Mon 24 May 2010 – The Sustainable Aviation Fuel Users Group (SAFUG) has pledged continuing support to the Roundtable on Sustainable Biofuels (RSB), the Swiss-based body that is seeking to develop internationally approved standards in biofuel sustainability. The RSB has been hit by the recent resignations of two top biofuel trade organizations, the European Bioethanol Fuel Association (eBIO) and the European Biodiesel Board. In an open letter to the RSB Secretariat, SAFUG members said the RSB effort was pivotal in enabling the development of global and regional aviation fuel markets, and important for the future of the aviation industry.
In its letter, SAFUG said it supported the RSB multi-stakeholder process underway to develop “a robust, usable meta-standard, and implementation system for biofuel sustainability.”
Noting the challenge of implementing a harmonization of standards across regions of the world, where many separate standards were being pursued, SAFUG said the well-run RSB process would provide a global industry like aviation with the ability to utilize sustainable fuels by integrating and translating the different standards and common elements.
According to Terrance Scott, a spokesman for Boeing, a leading affiliate member of SAFUG, the group intends to work with biofuel developers, feedstock producers, NGOs, financiers and others towards a “solid” sustainability certification system that would work for all stakeholders on a global basis.
“This is not an easy thing, but it is an absolutely critical element,” he told GreenAir Online. “We do not support efforts, as some have pushed for, to end the multi-stakeholder nature of RSB at the expense of NGOs, end-users, workers’ rights groups and others to essentially effect a biofuel developers’ takeover of the RSB standard-setting process. Such efforts are simply not in the interest of anyone, including biofuel developers.”

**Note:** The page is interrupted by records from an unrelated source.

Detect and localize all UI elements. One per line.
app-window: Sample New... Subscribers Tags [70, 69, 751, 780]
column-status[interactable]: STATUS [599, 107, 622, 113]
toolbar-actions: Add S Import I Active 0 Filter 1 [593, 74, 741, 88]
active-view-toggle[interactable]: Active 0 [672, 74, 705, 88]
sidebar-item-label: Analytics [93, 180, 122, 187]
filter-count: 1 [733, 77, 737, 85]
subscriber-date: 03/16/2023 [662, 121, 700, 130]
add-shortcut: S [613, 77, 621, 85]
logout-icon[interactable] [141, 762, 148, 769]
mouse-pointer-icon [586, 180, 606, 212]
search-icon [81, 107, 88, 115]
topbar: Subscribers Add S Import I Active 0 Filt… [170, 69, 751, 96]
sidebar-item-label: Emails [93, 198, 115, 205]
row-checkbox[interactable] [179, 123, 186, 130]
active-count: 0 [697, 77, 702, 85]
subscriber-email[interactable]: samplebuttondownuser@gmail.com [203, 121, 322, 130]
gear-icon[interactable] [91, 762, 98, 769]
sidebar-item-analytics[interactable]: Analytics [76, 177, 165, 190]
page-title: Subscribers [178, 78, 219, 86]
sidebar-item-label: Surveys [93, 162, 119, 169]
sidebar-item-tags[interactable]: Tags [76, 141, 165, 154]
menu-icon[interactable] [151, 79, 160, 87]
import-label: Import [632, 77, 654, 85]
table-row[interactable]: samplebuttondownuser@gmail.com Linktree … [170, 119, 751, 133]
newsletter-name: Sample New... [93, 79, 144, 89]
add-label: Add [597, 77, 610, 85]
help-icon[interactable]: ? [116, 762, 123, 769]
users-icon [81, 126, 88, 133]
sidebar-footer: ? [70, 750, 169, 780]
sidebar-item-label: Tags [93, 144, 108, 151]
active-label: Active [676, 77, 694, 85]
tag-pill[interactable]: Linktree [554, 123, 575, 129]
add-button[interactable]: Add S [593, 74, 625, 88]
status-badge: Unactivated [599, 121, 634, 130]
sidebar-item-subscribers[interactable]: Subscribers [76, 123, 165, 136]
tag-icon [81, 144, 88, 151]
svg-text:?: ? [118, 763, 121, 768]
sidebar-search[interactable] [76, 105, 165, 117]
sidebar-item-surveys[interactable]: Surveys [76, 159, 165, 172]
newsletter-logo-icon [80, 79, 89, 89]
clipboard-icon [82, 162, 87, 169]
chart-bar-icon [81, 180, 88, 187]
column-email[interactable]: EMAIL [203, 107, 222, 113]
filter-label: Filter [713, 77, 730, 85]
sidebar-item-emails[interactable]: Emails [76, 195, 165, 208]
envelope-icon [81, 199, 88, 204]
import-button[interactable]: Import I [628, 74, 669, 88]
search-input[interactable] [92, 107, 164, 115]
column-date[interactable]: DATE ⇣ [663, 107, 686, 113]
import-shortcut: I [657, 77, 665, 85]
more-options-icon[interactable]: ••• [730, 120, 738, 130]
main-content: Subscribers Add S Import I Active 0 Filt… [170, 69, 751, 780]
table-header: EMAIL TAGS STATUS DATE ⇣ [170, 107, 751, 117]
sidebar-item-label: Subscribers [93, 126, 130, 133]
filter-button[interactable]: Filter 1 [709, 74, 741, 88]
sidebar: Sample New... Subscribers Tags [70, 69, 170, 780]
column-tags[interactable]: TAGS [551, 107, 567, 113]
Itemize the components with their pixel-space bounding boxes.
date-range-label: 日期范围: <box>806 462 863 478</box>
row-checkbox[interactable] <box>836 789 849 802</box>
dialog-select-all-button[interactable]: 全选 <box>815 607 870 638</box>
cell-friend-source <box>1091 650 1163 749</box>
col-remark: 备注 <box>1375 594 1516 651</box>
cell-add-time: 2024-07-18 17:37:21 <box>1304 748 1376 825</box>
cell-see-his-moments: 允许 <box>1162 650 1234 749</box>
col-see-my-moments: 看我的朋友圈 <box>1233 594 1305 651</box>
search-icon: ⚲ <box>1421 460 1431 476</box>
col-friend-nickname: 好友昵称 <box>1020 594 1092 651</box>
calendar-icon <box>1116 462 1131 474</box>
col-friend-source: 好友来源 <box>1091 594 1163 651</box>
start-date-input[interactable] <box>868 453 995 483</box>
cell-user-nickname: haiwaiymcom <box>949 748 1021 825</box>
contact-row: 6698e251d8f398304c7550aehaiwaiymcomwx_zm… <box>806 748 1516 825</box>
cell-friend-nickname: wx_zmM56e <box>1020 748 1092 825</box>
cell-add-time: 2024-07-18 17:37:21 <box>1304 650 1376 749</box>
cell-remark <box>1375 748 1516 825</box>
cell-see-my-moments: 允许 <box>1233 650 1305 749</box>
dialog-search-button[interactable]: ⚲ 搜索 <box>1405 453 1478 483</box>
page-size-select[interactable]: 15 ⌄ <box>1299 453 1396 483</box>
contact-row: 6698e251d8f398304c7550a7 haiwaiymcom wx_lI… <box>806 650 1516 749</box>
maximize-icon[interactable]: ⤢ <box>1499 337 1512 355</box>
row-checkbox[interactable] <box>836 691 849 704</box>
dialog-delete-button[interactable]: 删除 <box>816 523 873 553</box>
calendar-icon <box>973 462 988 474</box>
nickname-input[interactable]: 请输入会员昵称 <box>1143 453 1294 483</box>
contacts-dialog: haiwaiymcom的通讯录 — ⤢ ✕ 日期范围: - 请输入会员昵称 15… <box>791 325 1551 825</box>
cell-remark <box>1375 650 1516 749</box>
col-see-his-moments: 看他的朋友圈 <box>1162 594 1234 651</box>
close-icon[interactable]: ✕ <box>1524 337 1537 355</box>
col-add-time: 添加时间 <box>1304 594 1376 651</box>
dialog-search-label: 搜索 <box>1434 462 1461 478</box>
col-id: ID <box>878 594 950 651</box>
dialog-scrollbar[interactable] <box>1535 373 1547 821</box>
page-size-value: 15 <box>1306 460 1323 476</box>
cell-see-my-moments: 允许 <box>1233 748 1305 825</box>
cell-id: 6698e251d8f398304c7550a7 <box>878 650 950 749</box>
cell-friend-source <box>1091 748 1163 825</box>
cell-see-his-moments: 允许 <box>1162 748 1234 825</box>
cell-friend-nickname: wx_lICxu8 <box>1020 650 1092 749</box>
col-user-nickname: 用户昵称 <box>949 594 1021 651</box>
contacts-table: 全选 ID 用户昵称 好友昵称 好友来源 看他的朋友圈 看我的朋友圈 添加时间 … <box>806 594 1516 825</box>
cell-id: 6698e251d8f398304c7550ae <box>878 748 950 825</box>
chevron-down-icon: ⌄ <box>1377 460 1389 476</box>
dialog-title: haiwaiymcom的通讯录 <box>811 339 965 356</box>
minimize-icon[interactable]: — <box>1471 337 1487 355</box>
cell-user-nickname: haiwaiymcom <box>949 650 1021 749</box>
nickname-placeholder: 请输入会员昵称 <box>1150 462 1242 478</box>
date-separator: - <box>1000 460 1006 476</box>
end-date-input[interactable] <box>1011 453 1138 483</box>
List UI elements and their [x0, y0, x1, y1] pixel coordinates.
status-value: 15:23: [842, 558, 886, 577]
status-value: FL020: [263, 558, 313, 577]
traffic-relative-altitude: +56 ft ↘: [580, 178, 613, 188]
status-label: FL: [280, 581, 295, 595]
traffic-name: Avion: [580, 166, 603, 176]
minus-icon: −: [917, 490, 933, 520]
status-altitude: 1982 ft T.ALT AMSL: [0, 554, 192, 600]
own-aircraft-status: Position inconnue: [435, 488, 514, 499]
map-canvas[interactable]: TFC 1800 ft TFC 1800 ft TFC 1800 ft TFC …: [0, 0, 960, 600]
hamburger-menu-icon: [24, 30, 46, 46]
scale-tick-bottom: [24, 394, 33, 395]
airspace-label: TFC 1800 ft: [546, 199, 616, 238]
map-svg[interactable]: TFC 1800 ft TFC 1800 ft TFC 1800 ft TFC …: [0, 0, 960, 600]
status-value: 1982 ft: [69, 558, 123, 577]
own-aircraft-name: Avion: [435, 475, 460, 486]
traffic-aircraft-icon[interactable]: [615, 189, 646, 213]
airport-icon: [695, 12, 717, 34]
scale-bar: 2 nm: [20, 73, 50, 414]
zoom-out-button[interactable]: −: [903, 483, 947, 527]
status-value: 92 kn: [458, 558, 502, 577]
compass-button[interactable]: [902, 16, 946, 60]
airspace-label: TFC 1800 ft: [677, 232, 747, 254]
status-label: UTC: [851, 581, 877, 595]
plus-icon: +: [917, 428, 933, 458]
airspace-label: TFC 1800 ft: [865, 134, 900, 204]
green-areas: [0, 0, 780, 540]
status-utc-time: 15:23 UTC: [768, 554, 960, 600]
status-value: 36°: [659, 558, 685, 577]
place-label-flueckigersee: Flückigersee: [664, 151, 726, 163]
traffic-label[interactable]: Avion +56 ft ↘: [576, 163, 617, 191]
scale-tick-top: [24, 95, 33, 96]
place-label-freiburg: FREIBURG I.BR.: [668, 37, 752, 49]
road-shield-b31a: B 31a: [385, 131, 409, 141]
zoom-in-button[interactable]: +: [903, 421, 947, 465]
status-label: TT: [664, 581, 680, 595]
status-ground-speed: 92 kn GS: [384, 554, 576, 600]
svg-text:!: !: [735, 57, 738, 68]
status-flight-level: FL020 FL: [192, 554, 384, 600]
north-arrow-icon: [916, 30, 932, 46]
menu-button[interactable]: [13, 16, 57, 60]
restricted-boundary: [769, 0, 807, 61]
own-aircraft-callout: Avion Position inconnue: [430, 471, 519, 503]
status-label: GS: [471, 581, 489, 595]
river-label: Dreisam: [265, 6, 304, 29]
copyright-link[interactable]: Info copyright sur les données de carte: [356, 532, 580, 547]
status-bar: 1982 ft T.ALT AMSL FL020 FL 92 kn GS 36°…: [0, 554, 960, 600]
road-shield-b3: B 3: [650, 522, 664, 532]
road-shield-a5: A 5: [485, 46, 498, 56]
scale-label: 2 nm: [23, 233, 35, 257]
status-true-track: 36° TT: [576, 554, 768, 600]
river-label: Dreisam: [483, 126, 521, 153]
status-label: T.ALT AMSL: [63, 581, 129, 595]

More than 50 entities had signed similar letters of support for the RSB, Scott stated. “All want to ensure that the RSB standards and implementation process works, and recognize that process as the best hope for a harmonized system based on broad consensus,” he maintained. “This approach clearly overlaps with the aviation industry’s sustainable fuel supply interests. While national standards are going to vary, we do see enough common elements and that there is room for harmonization, and, via feedback, inter-regional dialogue and activities, and opportunities to enhance that harmonization process.”
Scott points to an initiative recently launched to explore the pathways and challenges to accelerate the development and commercialization of a sustainable aviation fuels industry in Australia and New Zealand. A study, ‘The Sustainable Aviation Fuels Road Map’, will be carried out by the Commonwealth Scientific Industrial Research Organisation (CSIRO), Australia’s premier scientific body, and will bring together a diverse range of stakeholders from airlines, engine and airframe manufacturers, biomass experts, fuel suppliers, government and NGOs.
“This is exactly the sort of regional assessment, using RSB as a framework, which is already helping to build a platform for future standards development efforts,” he said.
SAFUG airline members represent around 20% of the airline industry’s total fuel demand – around 40 million tonnes a year. British Airways’ Head of Environment, Jonathon Counsell, recently stated SAFUG had a target to supply a minimum of 600 million gallons of sustainable biofuel per year by 2015 into the airline sector (see story).